Where Abortion Reigns
◆ In 1948, Japan passed a liberal abortion law designed to curb food and overcrowding problems. Professor T. S. Ueno of Tokyo’s Nihon University says that now “abortion has become a substitute for contraception.” Of the 1.5 million abortions last year, “about half . . . admit they did not even try to prevent conception.” Speaking to the International Academy of Legal and Social Medicine in Rome, he said: “Moral life has become disorderly. It is an age of free sex, and the life of the unborn is not respected. We can now say the law is a bad one.”

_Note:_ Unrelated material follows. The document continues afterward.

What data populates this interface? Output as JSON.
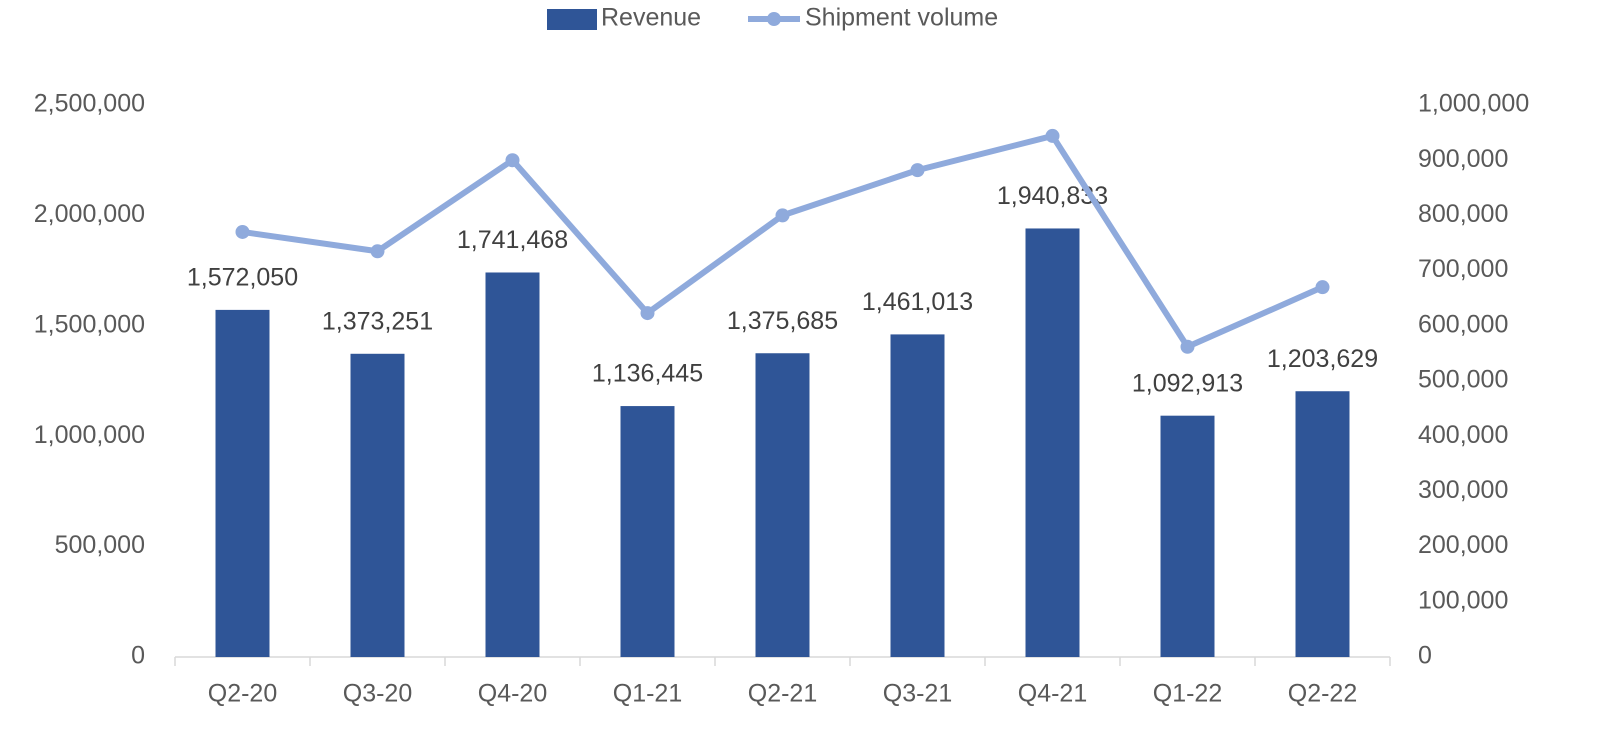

China’s Youth to the Country
◆ Another wave of city “educated young people” were trucked out to the Chinese agricultural communes recently. Estimates of how many graduates, about 17 years old, have been sent out since 1968 vary from an “official” seven million to an “unofficial” fifteen million. The idea is to inject modern thinking into rural areas, while also teaching city dwellers about the reality of peasant life.
Air Flights Dropped
◆ Among those suffering in the current fuel shortage is the U.S. airline industry. In just one day in November about 160 flights were dropped. Fifteen of 67 daily New York to Chicago flights were to be cut. Some authorities estimate that over one thousand flights may be dropped by early 1974.
New First-Aid Manuals
◆ Improved knowledge of first-aid techniques, together with the fact that about one quarter of the population needs it each year, has caused the American Red Cross to publish textbooks recommending new procedures. These include pouring cold water over first- and second-degree burns (See Awake! July 22, 1966); mouth-to-mouth resuscitation in preference to arm-lift respiration (Awake! July 22, 1973); and, pressure directly on a wound rather than a tourniquet to stop bleeding. Prolonged tourniquet pressure can lead to gangrene. One doctor notes that, of the 57,000 annual highway deaths, “many occur needlessly because everyone panics and no one does the right thing.”